賤のこやいね摺かけて月をみる(松尾芭蕉)
作者:松尾芭蕉(1644-94)
「
そんな、どうということもない一句だが、芭蕉の句の中ではこれは一番好きなものの一つだ。
安定感と落ち着きをもった、おおらかさのある一句だ。
私がこの句を好きなのは、この句の中には稲を摺る音以外、音というものが聞こえないからだろう。彼は農家の一室で、一人で作業をしている。何かはやり歌でも口ずさんでいたかもしれないが、作業には集中力が必要だから、いつか無言の時間となっただろう。
一人の作業の休むタイミングは、単純に疲れた時である。

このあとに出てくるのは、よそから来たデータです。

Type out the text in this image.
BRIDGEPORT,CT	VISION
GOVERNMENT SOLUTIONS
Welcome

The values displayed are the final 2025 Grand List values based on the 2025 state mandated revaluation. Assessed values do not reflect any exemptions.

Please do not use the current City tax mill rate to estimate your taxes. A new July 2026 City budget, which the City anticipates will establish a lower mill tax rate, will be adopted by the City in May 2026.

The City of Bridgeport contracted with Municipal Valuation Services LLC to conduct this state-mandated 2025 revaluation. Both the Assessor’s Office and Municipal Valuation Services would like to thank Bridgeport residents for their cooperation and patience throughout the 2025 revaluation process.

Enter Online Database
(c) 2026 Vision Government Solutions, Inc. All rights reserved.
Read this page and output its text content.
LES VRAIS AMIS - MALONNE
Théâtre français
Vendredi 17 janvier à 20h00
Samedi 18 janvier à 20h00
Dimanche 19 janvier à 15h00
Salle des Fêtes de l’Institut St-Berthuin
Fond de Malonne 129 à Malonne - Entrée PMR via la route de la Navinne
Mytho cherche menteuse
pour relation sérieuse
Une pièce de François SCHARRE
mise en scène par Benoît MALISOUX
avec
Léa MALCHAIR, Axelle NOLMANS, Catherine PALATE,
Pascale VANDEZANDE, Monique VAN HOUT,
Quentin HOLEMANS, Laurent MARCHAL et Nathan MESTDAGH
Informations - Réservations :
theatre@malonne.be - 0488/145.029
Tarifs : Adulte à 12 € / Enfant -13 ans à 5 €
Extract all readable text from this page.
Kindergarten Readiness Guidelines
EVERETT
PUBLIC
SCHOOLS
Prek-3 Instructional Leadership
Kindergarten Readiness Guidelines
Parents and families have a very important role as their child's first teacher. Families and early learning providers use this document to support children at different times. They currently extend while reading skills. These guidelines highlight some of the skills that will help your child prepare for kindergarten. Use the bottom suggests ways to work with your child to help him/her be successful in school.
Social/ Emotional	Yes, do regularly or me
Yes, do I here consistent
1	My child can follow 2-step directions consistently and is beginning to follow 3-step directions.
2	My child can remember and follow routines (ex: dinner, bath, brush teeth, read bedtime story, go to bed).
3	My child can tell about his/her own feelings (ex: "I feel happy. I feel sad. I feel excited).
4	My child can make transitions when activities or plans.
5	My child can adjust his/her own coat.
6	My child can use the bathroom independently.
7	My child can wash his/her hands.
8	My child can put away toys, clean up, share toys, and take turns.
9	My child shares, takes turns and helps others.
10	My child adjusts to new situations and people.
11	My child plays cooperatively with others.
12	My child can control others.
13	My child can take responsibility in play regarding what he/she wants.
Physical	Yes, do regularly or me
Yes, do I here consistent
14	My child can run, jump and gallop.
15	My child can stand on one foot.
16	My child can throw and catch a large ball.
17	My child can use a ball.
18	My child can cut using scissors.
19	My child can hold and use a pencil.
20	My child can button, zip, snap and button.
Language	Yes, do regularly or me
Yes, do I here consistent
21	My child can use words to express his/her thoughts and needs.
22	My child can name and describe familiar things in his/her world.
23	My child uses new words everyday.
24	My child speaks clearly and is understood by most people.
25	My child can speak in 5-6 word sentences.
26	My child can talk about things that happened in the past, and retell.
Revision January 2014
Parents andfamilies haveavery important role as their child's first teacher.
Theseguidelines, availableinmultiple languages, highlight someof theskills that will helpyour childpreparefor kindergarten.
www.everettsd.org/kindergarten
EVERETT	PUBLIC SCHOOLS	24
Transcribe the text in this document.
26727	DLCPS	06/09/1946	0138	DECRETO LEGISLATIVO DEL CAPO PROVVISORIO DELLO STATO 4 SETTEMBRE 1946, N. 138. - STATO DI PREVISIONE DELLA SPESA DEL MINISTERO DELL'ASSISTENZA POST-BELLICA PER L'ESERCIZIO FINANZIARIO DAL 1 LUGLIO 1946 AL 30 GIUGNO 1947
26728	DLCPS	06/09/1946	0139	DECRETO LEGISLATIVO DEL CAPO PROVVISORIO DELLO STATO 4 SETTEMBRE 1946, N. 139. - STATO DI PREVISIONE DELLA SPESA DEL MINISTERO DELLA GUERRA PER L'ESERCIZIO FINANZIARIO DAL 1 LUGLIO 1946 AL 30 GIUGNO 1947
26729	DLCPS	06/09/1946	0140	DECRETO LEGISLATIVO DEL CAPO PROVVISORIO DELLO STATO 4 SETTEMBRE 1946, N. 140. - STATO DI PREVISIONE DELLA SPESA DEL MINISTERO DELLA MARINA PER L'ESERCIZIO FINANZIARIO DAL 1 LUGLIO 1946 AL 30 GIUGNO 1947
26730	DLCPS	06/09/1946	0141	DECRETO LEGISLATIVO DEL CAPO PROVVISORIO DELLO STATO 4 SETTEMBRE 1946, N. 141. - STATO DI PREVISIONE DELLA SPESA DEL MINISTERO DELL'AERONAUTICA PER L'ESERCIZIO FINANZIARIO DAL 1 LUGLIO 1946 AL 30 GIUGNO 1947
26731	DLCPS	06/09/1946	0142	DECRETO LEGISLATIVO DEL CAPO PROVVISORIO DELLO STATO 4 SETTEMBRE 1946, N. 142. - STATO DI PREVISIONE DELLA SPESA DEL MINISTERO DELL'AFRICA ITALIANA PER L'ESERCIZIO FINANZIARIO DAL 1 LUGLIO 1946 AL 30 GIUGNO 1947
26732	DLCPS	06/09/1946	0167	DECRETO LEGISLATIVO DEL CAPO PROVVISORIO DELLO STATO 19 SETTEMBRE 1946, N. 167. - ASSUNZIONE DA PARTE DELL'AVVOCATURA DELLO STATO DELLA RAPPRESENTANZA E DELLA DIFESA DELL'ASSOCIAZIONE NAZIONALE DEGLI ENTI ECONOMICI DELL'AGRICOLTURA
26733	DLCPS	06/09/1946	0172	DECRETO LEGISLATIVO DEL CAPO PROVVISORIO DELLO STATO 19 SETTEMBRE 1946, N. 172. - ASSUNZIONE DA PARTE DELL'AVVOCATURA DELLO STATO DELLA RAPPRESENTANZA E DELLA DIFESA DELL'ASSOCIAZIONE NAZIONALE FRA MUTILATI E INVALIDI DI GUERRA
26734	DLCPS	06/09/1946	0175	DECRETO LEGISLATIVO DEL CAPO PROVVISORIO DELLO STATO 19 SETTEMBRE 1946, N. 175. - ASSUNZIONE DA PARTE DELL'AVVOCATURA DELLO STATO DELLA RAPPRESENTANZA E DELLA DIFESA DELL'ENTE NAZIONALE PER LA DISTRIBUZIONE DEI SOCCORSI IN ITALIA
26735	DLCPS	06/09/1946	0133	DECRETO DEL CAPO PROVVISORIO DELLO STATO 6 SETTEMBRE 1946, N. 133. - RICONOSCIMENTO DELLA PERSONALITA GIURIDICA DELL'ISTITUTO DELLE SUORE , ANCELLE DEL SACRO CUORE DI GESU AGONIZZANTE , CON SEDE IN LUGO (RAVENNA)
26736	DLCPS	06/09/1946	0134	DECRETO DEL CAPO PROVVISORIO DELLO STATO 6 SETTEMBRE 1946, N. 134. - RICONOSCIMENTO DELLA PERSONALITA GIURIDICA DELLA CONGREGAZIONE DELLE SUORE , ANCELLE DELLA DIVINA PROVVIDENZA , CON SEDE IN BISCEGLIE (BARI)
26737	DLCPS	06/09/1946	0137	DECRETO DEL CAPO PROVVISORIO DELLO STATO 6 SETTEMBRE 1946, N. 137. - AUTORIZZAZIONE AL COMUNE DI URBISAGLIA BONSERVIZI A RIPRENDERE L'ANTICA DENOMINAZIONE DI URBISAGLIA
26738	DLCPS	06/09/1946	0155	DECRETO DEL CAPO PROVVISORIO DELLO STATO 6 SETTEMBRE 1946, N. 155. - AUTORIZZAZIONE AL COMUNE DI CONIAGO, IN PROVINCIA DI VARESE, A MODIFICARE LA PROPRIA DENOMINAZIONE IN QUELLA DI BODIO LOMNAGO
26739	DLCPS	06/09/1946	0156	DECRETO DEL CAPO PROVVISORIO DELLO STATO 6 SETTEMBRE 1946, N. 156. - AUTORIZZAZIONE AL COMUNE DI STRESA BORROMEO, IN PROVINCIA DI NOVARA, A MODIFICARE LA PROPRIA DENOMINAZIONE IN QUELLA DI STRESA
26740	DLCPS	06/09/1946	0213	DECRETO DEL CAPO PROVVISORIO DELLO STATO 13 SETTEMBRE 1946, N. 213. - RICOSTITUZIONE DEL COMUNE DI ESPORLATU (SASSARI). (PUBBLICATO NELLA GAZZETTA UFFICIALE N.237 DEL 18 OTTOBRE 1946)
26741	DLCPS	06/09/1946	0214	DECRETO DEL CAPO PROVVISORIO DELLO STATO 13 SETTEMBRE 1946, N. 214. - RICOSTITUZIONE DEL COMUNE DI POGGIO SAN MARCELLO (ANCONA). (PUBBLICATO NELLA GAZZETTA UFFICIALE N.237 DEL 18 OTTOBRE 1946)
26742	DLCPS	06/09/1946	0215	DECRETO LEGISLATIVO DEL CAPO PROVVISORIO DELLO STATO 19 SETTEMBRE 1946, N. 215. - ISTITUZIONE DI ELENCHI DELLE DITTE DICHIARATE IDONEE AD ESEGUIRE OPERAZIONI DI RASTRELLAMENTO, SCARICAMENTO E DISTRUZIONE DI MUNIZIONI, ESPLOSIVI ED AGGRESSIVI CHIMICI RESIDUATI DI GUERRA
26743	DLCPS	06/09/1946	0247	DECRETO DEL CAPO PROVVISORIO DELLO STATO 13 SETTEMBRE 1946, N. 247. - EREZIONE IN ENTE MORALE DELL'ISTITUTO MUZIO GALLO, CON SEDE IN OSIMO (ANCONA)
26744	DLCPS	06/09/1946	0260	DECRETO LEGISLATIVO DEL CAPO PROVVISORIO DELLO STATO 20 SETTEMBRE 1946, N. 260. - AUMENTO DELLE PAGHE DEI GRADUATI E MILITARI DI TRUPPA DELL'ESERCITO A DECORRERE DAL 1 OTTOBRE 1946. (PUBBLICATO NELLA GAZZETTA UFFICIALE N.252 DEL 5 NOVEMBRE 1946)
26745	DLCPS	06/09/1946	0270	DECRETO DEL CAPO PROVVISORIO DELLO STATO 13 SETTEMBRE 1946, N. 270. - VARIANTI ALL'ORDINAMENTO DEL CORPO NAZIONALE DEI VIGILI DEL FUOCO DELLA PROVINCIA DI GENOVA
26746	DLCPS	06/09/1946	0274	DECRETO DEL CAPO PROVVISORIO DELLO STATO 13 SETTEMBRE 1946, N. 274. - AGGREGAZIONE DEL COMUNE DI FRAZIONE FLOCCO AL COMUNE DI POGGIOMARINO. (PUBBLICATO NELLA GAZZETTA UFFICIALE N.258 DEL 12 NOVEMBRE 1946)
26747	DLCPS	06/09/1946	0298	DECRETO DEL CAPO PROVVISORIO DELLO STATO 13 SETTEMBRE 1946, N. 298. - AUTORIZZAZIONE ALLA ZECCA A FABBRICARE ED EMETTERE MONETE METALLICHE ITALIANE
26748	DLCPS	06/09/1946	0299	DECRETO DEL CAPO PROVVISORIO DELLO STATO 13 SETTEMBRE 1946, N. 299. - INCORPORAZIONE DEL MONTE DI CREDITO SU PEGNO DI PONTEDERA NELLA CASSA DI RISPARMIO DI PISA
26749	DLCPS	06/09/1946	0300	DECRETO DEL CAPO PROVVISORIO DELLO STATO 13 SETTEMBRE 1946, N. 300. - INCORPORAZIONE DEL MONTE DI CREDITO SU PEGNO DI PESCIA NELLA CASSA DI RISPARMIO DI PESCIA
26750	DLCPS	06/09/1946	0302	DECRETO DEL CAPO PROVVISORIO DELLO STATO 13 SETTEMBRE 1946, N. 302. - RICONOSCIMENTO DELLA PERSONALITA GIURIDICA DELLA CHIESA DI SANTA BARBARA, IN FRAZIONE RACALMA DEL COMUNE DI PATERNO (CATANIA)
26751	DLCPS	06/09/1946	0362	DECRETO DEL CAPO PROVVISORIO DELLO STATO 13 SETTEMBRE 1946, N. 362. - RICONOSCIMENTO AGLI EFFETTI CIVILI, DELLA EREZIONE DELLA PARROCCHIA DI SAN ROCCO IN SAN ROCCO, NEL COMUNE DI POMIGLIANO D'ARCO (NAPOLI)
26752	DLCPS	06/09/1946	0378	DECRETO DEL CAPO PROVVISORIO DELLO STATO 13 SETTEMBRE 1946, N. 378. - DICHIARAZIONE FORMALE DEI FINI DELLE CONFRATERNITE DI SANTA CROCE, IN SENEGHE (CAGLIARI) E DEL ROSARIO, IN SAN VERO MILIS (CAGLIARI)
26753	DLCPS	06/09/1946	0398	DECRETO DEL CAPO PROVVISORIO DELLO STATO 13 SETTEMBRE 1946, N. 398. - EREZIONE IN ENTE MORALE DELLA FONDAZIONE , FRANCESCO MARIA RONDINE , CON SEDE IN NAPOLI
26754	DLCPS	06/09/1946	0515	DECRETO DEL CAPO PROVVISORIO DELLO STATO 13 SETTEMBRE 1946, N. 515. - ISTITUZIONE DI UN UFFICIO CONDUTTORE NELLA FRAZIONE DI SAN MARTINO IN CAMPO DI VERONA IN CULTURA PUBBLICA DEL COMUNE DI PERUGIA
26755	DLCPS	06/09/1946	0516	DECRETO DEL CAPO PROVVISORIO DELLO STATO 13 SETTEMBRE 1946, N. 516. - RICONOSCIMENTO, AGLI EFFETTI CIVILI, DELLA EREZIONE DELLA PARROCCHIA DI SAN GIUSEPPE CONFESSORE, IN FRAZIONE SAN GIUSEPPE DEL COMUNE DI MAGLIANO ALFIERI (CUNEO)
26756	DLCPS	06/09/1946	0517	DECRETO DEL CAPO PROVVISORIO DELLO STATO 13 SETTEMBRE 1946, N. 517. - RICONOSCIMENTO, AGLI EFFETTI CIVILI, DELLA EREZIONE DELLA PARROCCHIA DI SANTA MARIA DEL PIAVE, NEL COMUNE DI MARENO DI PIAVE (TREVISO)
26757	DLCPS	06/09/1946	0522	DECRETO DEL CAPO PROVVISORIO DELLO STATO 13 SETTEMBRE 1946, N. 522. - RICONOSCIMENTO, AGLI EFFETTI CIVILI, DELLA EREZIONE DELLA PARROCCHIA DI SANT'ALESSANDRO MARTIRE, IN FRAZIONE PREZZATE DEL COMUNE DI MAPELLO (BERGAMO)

彼も手首に疲れを感じて作業を中断し、あーあと背筋を伸ばしたことだろう。
その視線の先に、見事な月が映ったのだ。
この月は、やっぱりほれぼれするような名月であって欲しい。疲れも忘れるような、秋の夜空に煌々と輝く天の島。
これは芭蕉が実際に見た光景だろうか。一夜の宿を願った農家の子どもの姿を見て詠んだのだろうか。
むしろ、私は、実際には月などなかったのだと考えたい。芭蕉が内心で、一人仕事をする子どもを労うために、彼の言葉の世界に望月を掲げたのだ。
月だけで秋の季語となる。他のどの季節より、秋はつい、月を意識する季節だ。この句の中で、月は本当に美しく、大地に語りかけている。